At short notice a game was arranged. Bangor had remained relatively snow-free during this period, yet ironically there was a heavy fall the night before the game. Liverpool manager Bob Paisley was initially reluctant, fearing the Farrar Road pitch would not be ready. But after much persuasion, the game went ahead.

2,500 people packed into the small ground on a cold Saturday afternoon. The pitch was covered in snow with only the white lines being cleared to be visible.

Almost nine months after retaining their European Cup title at Wembley, Liverpool lined up at non-League Bangor City with just one change from that historic side. Alan Kennedy, newly purchased from Newcastle United, played instead of Phil Thompson.

In the home team was one Ray Stubbs. Yes, the very same Ray Stubbs familiar to BT Sport viewers and former presenter of BBC Match of the Day and Football Focus.

The home side kept the First Division league leaders at bay for 18 minutes before Kenny Dalglish opened the scoring. They were still only a goal up after half an hour when Liverpool were awarded a penalty. Terry McDermott stepped up and scored. Within the next seven minutes David Fairclough and Dalglish, with his second of the game, added to the score.

Bangor City did get a goal back through Pat Olney but the 4-1 scoreline flattered the visitors. It was a useful run out for Liverpool, who escaped from the frozen pitch without injuries.
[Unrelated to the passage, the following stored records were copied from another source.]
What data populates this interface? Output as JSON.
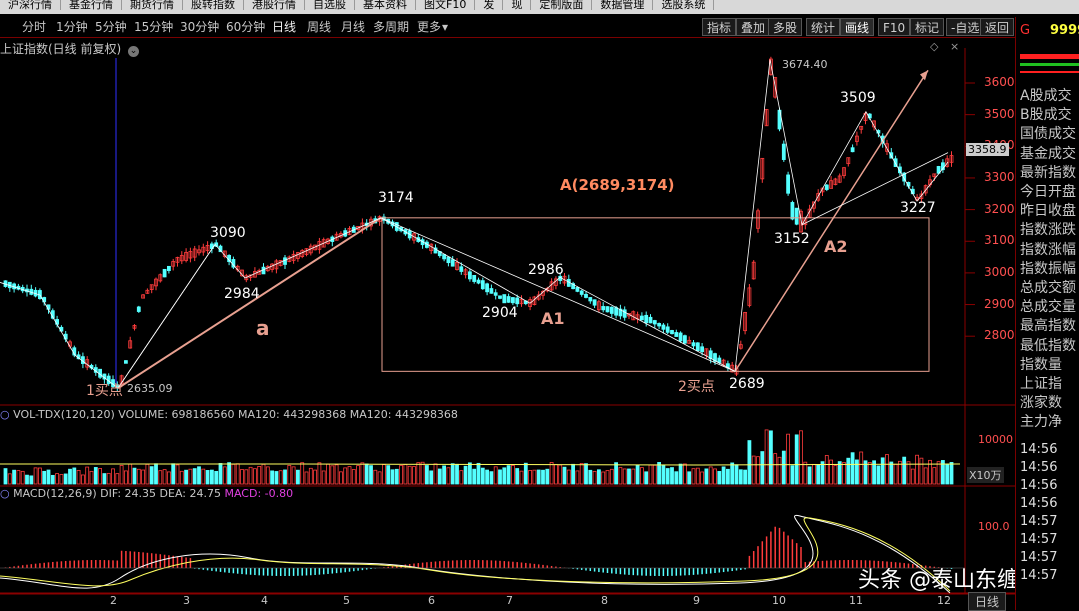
{
  "top_menu": [
    "沪深行情",
    "基金行情",
    "期货行情",
    "股转指数",
    "港股行情",
    "自选股",
    "基本资料",
    "图文F10",
    "发",
    "现",
    "定制版面",
    "数据管理",
    "选股系统"
  ],
  "period_tabs": [
    "分时",
    "1分钟",
    "5分钟",
    "15分钟",
    "30分钟",
    "60分钟",
    "日线",
    "周线",
    "月线",
    "多周期",
    "更多"
  ],
  "active_period": "日线",
  "toolbar_buttons": [
    "指标",
    "叠加",
    "多股",
    "统计",
    "画线",
    "F10",
    "标记",
    "-自选",
    "返回"
  ],
  "chart_title": "上证指数(日线 前复权)",
  "stock_code_prefix": "G",
  "stock_code": "9999",
  "price_axis": [
    "3600",
    "3500",
    "3400",
    "3300",
    "3200",
    "3100",
    "3000",
    "2900",
    "2800"
  ],
  "current_price": "3358.9",
  "annotations": {
    "peak_label": "3674.40",
    "p3509": "3509",
    "p3174": "3174",
    "p3090": "3090",
    "p2984": "2984",
    "p2986": "2986",
    "p2904": "2904",
    "p3152": "3152",
    "p3227": "3227",
    "p2689": "2689",
    "low_label": "2635.09",
    "buy1": "1买点",
    "buy2": "2买点",
    "box_label": "A(2689,3174)",
    "a": "a",
    "A1": "A1",
    "A2": "A2"
  },
  "volume_header": "VOL-TDX(120,120)  VOLUME: 698186560  MA120: 443298368  MA120: 443298368",
  "volume_axis": [
    "10000",
    "X10万"
  ],
  "macd_header_main": "MACD(12,26,9)  DIF: 24.35  DEA: 24.75  ",
  "macd_value": "MACD: -0.80",
  "macd_axis": "100.0",
  "x_axis": [
    "2",
    "3",
    "4",
    "5",
    "6",
    "7",
    "8",
    "9",
    "10",
    "11",
    "12"
  ],
  "bottom_tab": "日线",
  "watermark": "头条 @泰山东缠",
  "right_panel": [
    "A股成交",
    "B股成交",
    "国债成交",
    "基金成交",
    "最新指数",
    "今日开盘",
    "昨日收盘",
    "指数涨跌",
    "指数涨幅",
    "指数振幅",
    "总成交额",
    "总成交量",
    "最高指数",
    "最低指数",
    "指数量",
    "上证指",
    "涨家数",
    "主力净"
  ],
  "right_times": [
    "14:56",
    "14:56",
    "14:56",
    "14:56",
    "14:57",
    "14:57",
    "14:57",
    "14:57"
  ],
  "colors": {
    "up": "#ff3c3c",
    "down": "#54ffff",
    "box": "#e8a090",
    "annotation": "#e8a090",
    "menu_bg": "#d8d8d8"
  },
  "chart_data": {
    "type": "candlestick",
    "xlabel": "",
    "ylabel": "",
    "ylim": [
      2600,
      3700
    ],
    "key_points": [
      {
        "label": "2635.09",
        "value": 2635.09
      },
      {
        "label": "3090",
        "value": 3090
      },
      {
        "label": "2984",
        "value": 2984
      },
      {
        "label": "3174",
        "value": 3174
      },
      {
        "label": "2986",
        "value": 2986
      },
      {
        "label": "2904",
        "value": 2904
      },
      {
        "label": "2689",
        "value": 2689
      },
      {
        "label": "3674.40",
        "value": 3674.4
      },
      {
        "label": "3152",
        "value": 3152
      },
      {
        "label": "3509",
        "value": 3509
      },
      {
        "label": "3227",
        "value": 3227
      }
    ],
    "zone": {
      "low": 2689,
      "high": 3174
    }
  }
}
The match was officiated by Gwyn Pierce Owen, club President of Bangor and FIFA referee.

The extra playing time obviously helped as Liverpool met Blackburn Rovers the following Tuesday and Dalglish was again on target with the only goal of the game.

Liverpool eventually reached the semi-finals, losing to Manchester United in a replay.
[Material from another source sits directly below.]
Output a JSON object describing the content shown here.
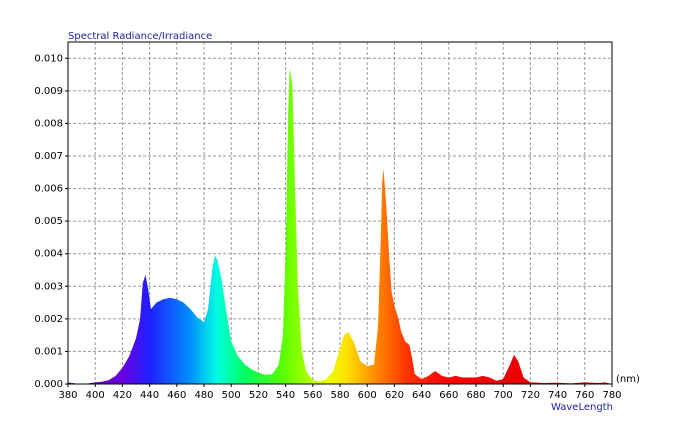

The following Saturday Liverpool finally resumed their league season when they beat West Brom at Anfield to return to the top of the table.

Liverpool went onto win their 11th league title, thwarting Nottingham Forest’s hopes of retaining their title. Bangor City finished mid-table in the Northern Premier League and were then one of the clubs invited to compete in the Alliance Premier League, which ultimately has become English football’s fifth division.

The man responsible for the game was Bangor City President, Gwyn Pierce Owen. GPO, as he was known, passed away in July this year aged 85. The club moved from Farrar Road to Nantporth Stadium on January 2012, and the main stand was named in honour of him on his 80th birthday, paying him back for the 70 years service and support towards the club.

GPO refereed many games at home and in Europe. As a Football League referee, he was best known for officiating the hugely entertaining Manchester United 3-5 West Brom game on December 1978.